Here’s a quick overview of the source tree:
Probably what you’re curious about is, why are there three different data structures describing symbols? struct symbol
and struct lsymbol
in dwdebug/, and struct bsymbol
in target/. First, we desired to provide first-class support for looking up symbol expressions, not just individual symbols. It’s much easier for the user to look up an expression like “init_task.mm.mm_count”, instead of the individual members and/or typed pointers that make up the chain – and given this chain (an lsymbol), the user can ask the to lookup a bsymbol (a “bound” symbol – bound to a target region, because the debugfile in which the symbol was found is associated with a specific memory region) – and then to load it. In other words, the target library can load symbol expressions, not just individual symbols. This is quite convenient.
Unfortunately, it complicates the API. The target API (bsymbols) essentially wraps the dwdebug API (symbols and lsymbols) functions.

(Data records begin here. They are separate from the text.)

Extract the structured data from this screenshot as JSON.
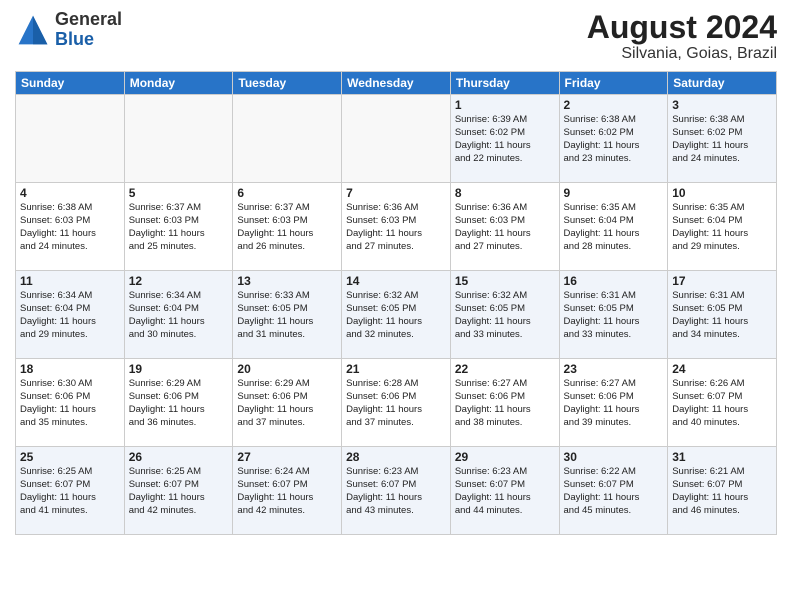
{
  "logo": {
    "general": "General",
    "blue": "Blue"
  },
  "title": {
    "month_year": "August 2024",
    "location": "Silvania, Goias, Brazil"
  },
  "days_of_week": [
    "Sunday",
    "Monday",
    "Tuesday",
    "Wednesday",
    "Thursday",
    "Friday",
    "Saturday"
  ],
  "weeks": [
    [
      {
        "day": "",
        "content": ""
      },
      {
        "day": "",
        "content": ""
      },
      {
        "day": "",
        "content": ""
      },
      {
        "day": "",
        "content": ""
      },
      {
        "day": "1",
        "content": "Sunrise: 6:39 AM\nSunset: 6:02 PM\nDaylight: 11 hours\nand 22 minutes."
      },
      {
        "day": "2",
        "content": "Sunrise: 6:38 AM\nSunset: 6:02 PM\nDaylight: 11 hours\nand 23 minutes."
      },
      {
        "day": "3",
        "content": "Sunrise: 6:38 AM\nSunset: 6:02 PM\nDaylight: 11 hours\nand 24 minutes."
      }
    ],
    [
      {
        "day": "4",
        "content": "Sunrise: 6:38 AM\nSunset: 6:03 PM\nDaylight: 11 hours\nand 24 minutes."
      },
      {
        "day": "5",
        "content": "Sunrise: 6:37 AM\nSunset: 6:03 PM\nDaylight: 11 hours\nand 25 minutes."
      },
      {
        "day": "6",
        "content": "Sunrise: 6:37 AM\nSunset: 6:03 PM\nDaylight: 11 hours\nand 26 minutes."
      },
      {
        "day": "7",
        "content": "Sunrise: 6:36 AM\nSunset: 6:03 PM\nDaylight: 11 hours\nand 27 minutes."
      },
      {
        "day": "8",
        "content": "Sunrise: 6:36 AM\nSunset: 6:03 PM\nDaylight: 11 hours\nand 27 minutes."
      },
      {
        "day": "9",
        "content": "Sunrise: 6:35 AM\nSunset: 6:04 PM\nDaylight: 11 hours\nand 28 minutes."
      },
      {
        "day": "10",
        "content": "Sunrise: 6:35 AM\nSunset: 6:04 PM\nDaylight: 11 hours\nand 29 minutes."
      }
    ],
    [
      {
        "day": "11",
        "content": "Sunrise: 6:34 AM\nSunset: 6:04 PM\nDaylight: 11 hours\nand 29 minutes."
      },
      {
        "day": "12",
        "content": "Sunrise: 6:34 AM\nSunset: 6:04 PM\nDaylight: 11 hours\nand 30 minutes."
      },
      {
        "day": "13",
        "content": "Sunrise: 6:33 AM\nSunset: 6:05 PM\nDaylight: 11 hours\nand 31 minutes."
      },
      {
        "day": "14",
        "content": "Sunrise: 6:32 AM\nSunset: 6:05 PM\nDaylight: 11 hours\nand 32 minutes."
      },
      {
        "day": "15",
        "content": "Sunrise: 6:32 AM\nSunset: 6:05 PM\nDaylight: 11 hours\nand 33 minutes."
      },
      {
        "day": "16",
        "content": "Sunrise: 6:31 AM\nSunset: 6:05 PM\nDaylight: 11 hours\nand 33 minutes."
      },
      {
        "day": "17",
        "content": "Sunrise: 6:31 AM\nSunset: 6:05 PM\nDaylight: 11 hours\nand 34 minutes."
      }
    ],
    [
      {
        "day": "18",
        "content": "Sunrise: 6:30 AM\nSunset: 6:06 PM\nDaylight: 11 hours\nand 35 minutes."
      },
      {
        "day": "19",
        "content": "Sunrise: 6:29 AM\nSunset: 6:06 PM\nDaylight: 11 hours\nand 36 minutes."
      },
      {
        "day": "20",
        "content": "Sunrise: 6:29 AM\nSunset: 6:06 PM\nDaylight: 11 hours\nand 37 minutes."
      },
      {
        "day": "21",
        "content": "Sunrise: 6:28 AM\nSunset: 6:06 PM\nDaylight: 11 hours\nand 37 minutes."
      },
      {
        "day": "22",
        "content": "Sunrise: 6:27 AM\nSunset: 6:06 PM\nDaylight: 11 hours\nand 38 minutes."
      },
      {
        "day": "23",
        "content": "Sunrise: 6:27 AM\nSunset: 6:06 PM\nDaylight: 11 hours\nand 39 minutes."
      },
      {
        "day": "24",
        "content": "Sunrise: 6:26 AM\nSunset: 6:07 PM\nDaylight: 11 hours\nand 40 minutes."
      }
    ],
    [
      {
        "day": "25",
        "content": "Sunrise: 6:25 AM\nSunset: 6:07 PM\nDaylight: 11 hours\nand 41 minutes."
      },
      {
        "day": "26",
        "content": "Sunrise: 6:25 AM\nSunset: 6:07 PM\nDaylight: 11 hours\nand 42 minutes."
      },
      {
        "day": "27",
        "content": "Sunrise: 6:24 AM\nSunset: 6:07 PM\nDaylight: 11 hours\nand 42 minutes."
      },
      {
        "day": "28",
        "content": "Sunrise: 6:23 AM\nSunset: 6:07 PM\nDaylight: 11 hours\nand 43 minutes."
      },
      {
        "day": "29",
        "content": "Sunrise: 6:23 AM\nSunset: 6:07 PM\nDaylight: 11 hours\nand 44 minutes."
      },
      {
        "day": "30",
        "content": "Sunrise: 6:22 AM\nSunset: 6:07 PM\nDaylight: 11 hours\nand 45 minutes."
      },
      {
        "day": "31",
        "content": "Sunrise: 6:21 AM\nSunset: 6:07 PM\nDaylight: 11 hours\nand 46 minutes."
      }
    ]
  ]
}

Finally, symbols are reference counted. This is necessary because of optimizations in the dwdebug/ library that strive to remove duplicate debuginfo data (there can be a lot of it!). Users are never exposed to symbols that might be deleted; the reference counting is primarily used to guard symbols while the loading algorithms are running and conducting space-saving optimizations.
This means when users lookup a symbol, they must release it via bsymbol_release(), lsymbol_release(), or symbol_release(). Unfortunate, but that’s how it has to be to enable the optimizations.